Bagi saya, patung-patung Rani adalah karya representasional. Maksudnya, karya-karya itu terutama dimaksudkan untuk mengacu pada sesuatu di luar fakta material karya itu sendiri. Itu berarti, Rani tidak sekadar memamerkan patung tetapi sekaligus juga memamerkan gagasan. Ia tidak sekadar menghadirkan bentuk namun lebih dari itu ia ingin menyampaikan makna. Patung-patung Rani tidak sebatas, dan tidak puas hanya sebagai, the art of the figure, melainkan juga ingin tampil sebagai the art of the soul. Kecenderungan ini terutama juga terbaca dari fakta bahwa materialitas patung-patung Rani sesungguhnya tidak luar biasa, tidak nyeleneh, tidak mengejutkan. Setahu saya, ia hanya menggunakan bahan-bahan yang sudah lazim dipakai dalam seni patung. Seolah-olah ia tidak ingin menggiring minat audiens/apresiator untuk asyik mencermati atau tercengang-cengang mengagumi materi fisik patungnya atau teknik pembuatannya. Risikonya adalah bisa saja karya-karyanya menjadi kurang menarik untuk dipandang, melainkan lebih menarik untuk direnungkan.

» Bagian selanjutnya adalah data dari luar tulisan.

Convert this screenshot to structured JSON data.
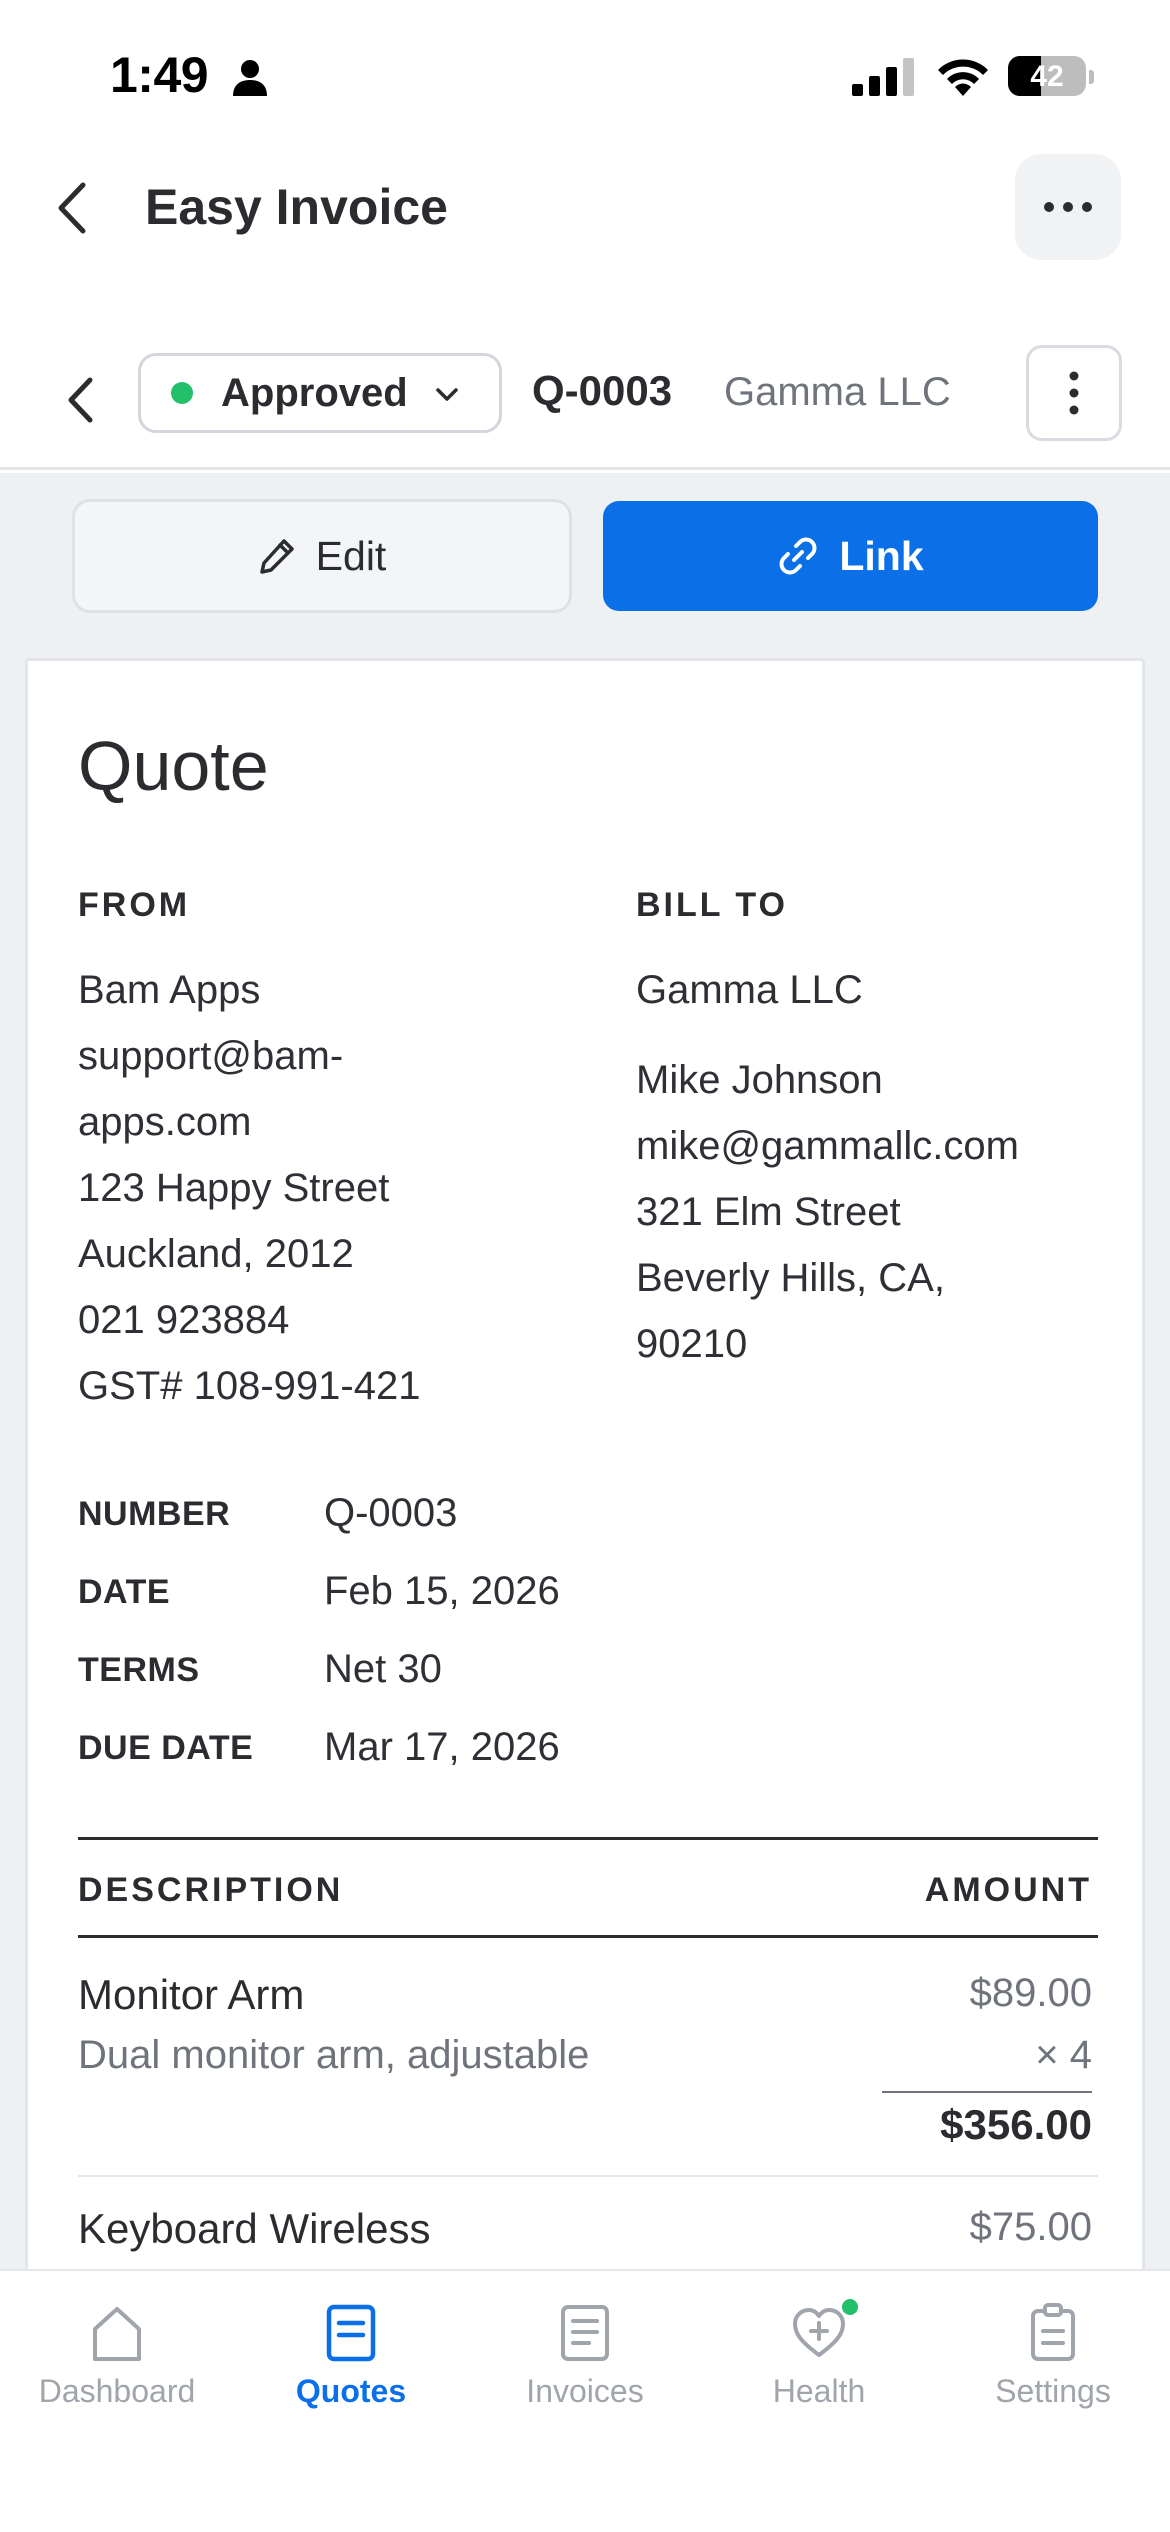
{
  "status_bar": {
    "time": "1:49",
    "battery": "42",
    "battery_level": 0.42
  },
  "header": {
    "title": "Easy Invoice"
  },
  "document_bar": {
    "status": "Approved",
    "status_color": "#22c06a",
    "number": "Q-0003",
    "client": "Gamma LLC"
  },
  "actions": {
    "edit_label": "Edit",
    "link_label": "Link",
    "accent": "#0b6fe8"
  },
  "document": {
    "heading": "Quote",
    "from": {
      "label": "FROM",
      "lines": [
        "Bam Apps",
        "support@bam-",
        "apps.com",
        "123 Happy Street",
        "Auckland, 2012",
        "021 923884",
        "GST# 108-991-421"
      ]
    },
    "bill_to": {
      "label": "BILL TO",
      "company": "Gamma LLC",
      "lines": [
        "Mike Johnson",
        "mike@gammallc.com",
        "321 Elm Street",
        "Beverly Hills, CA,",
        "90210"
      ]
    },
    "meta": [
      {
        "key": "NUMBER",
        "value": "Q-0003"
      },
      {
        "key": "DATE",
        "value": "Feb 15, 2026"
      },
      {
        "key": "TERMS",
        "value": "Net 30"
      },
      {
        "key": "DUE DATE",
        "value": "Mar 17, 2026"
      }
    ],
    "table": {
      "col_description": "DESCRIPTION",
      "col_amount": "AMOUNT",
      "items": [
        {
          "name": "Monitor Arm",
          "description": "Dual monitor arm, adjustable",
          "price": "$89.00",
          "qty": "× 4",
          "total": "$356.00"
        },
        {
          "name": "Keyboard Wireless",
          "price": "$75.00"
        }
      ]
    }
  },
  "tabs": [
    {
      "label": "Dashboard",
      "icon": "home-icon"
    },
    {
      "label": "Quotes",
      "icon": "quote-document-icon",
      "active": true
    },
    {
      "label": "Invoices",
      "icon": "invoice-document-icon"
    },
    {
      "label": "Health",
      "icon": "heart-plus-icon",
      "badge": true
    },
    {
      "label": "Settings",
      "icon": "clipboard-icon"
    }
  ]
}
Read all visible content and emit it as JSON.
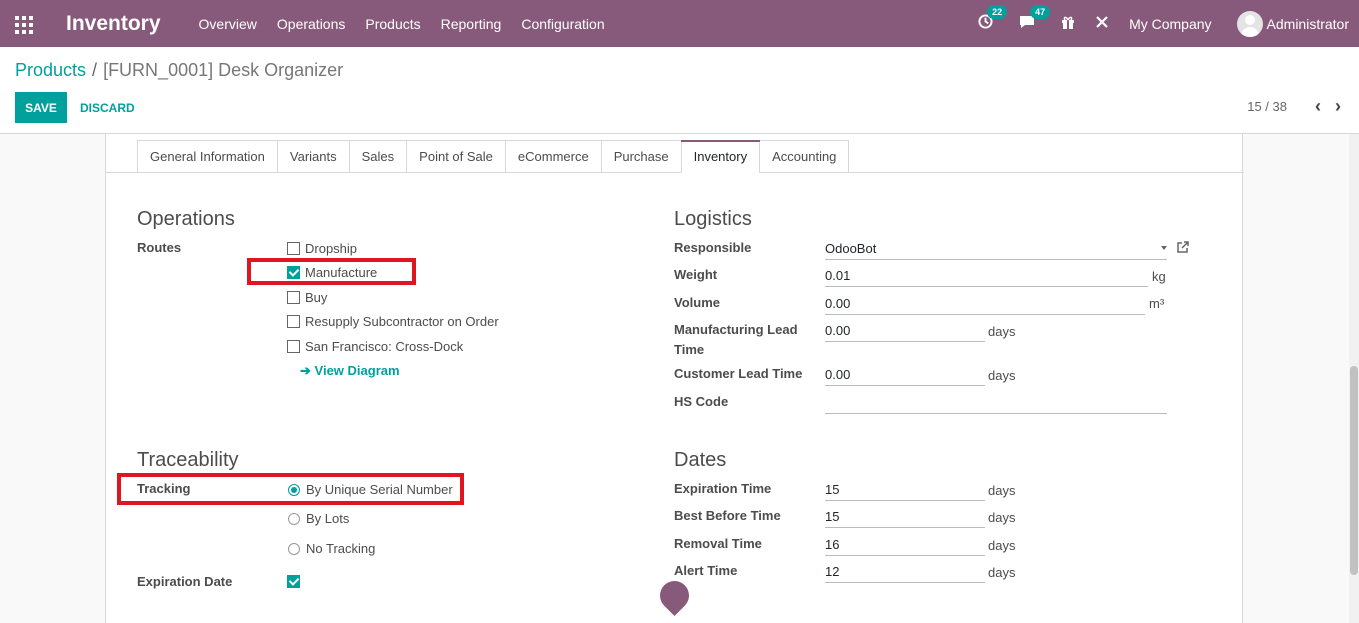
{
  "app": {
    "title": "Inventory",
    "menu": [
      "Overview",
      "Operations",
      "Products",
      "Reporting",
      "Configuration"
    ],
    "activity_count": "22",
    "message_count": "47",
    "company": "My Company",
    "user": "Administrator",
    "accent_color": "#875a7b",
    "primary_color": "#00a09d"
  },
  "breadcrumb": {
    "parent": "Products",
    "separator": "/",
    "current": "[FURN_0001] Desk Organizer"
  },
  "toolbar": {
    "save_label": "SAVE",
    "discard_label": "DISCARD",
    "pager": "15 / 38"
  },
  "tabs": [
    {
      "label": "General Information",
      "active": false
    },
    {
      "label": "Variants",
      "active": false
    },
    {
      "label": "Sales",
      "active": false
    },
    {
      "label": "Point of Sale",
      "active": false
    },
    {
      "label": "eCommerce",
      "active": false
    },
    {
      "label": "Purchase",
      "active": false
    },
    {
      "label": "Inventory",
      "active": true
    },
    {
      "label": "Accounting",
      "active": false
    }
  ],
  "operations": {
    "title": "Operations",
    "routes_label": "Routes",
    "routes": [
      {
        "label": "Dropship",
        "checked": false
      },
      {
        "label": "Manufacture",
        "checked": true
      },
      {
        "label": "Buy",
        "checked": false
      },
      {
        "label": "Resupply Subcontractor on Order",
        "checked": false
      },
      {
        "label": "San Francisco: Cross-Dock",
        "checked": false
      }
    ],
    "view_diagram": "View Diagram"
  },
  "logistics": {
    "title": "Logistics",
    "responsible_label": "Responsible",
    "responsible_value": "OdooBot",
    "weight_label": "Weight",
    "weight_value": "0.01",
    "weight_unit": "kg",
    "volume_label": "Volume",
    "volume_value": "0.00",
    "volume_unit": "m³",
    "mfg_lead_label_1": "Manufacturing Lead",
    "mfg_lead_label_2": "Time",
    "mfg_lead_value": "0.00",
    "mfg_lead_unit": "days",
    "customer_lead_label": "Customer Lead Time",
    "customer_lead_value": "0.00",
    "customer_lead_unit": "days",
    "hs_code_label": "HS Code",
    "hs_code_value": ""
  },
  "traceability": {
    "title": "Traceability",
    "tracking_label": "Tracking",
    "options": [
      {
        "label": "By Unique Serial Number",
        "checked": true
      },
      {
        "label": "By Lots",
        "checked": false
      },
      {
        "label": "No Tracking",
        "checked": false
      }
    ],
    "expiration_label": "Expiration Date",
    "expiration_checked": true
  },
  "dates": {
    "title": "Dates",
    "expiration_time_label": "Expiration Time",
    "expiration_time_value": "15",
    "best_before_label": "Best Before Time",
    "best_before_value": "15",
    "removal_label": "Removal Time",
    "removal_value": "16",
    "alert_label": "Alert Time",
    "alert_value": "12",
    "unit": "days"
  }
}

Yang sulit saya temukan pada karya Rani yang dipamerkan kali ini adalah sense of humour. Tidak ada karya yang menggelikan, menghibur, atau yang cute dan menggemaskan. Aura karyanya, bagi saya, didominasi oleh suasana yang serius dan gawat. Mungkin karena tema "tegangan" itulah yang ditafsirkan dan diwujudkan menjadi karya-karya yang juga harus menegangkan. Padahal, sekiranya menghadirkan karya yang menghibur atau bahkan yang mengocok perut sekalipun, saya kira tetap relevan dengan tema "tegangan" itu, yakni, bukan sebagai afirmasi melainkan sebagai negasi. Apa lagikah yang bisa melawan situasi hidup manusia yang gawat dan menegangkan selain tertawa -- sebuah kemampuan yang tidak dimiliki binatang model apapun kecuali hewan yang bernama manusia itu sendiri?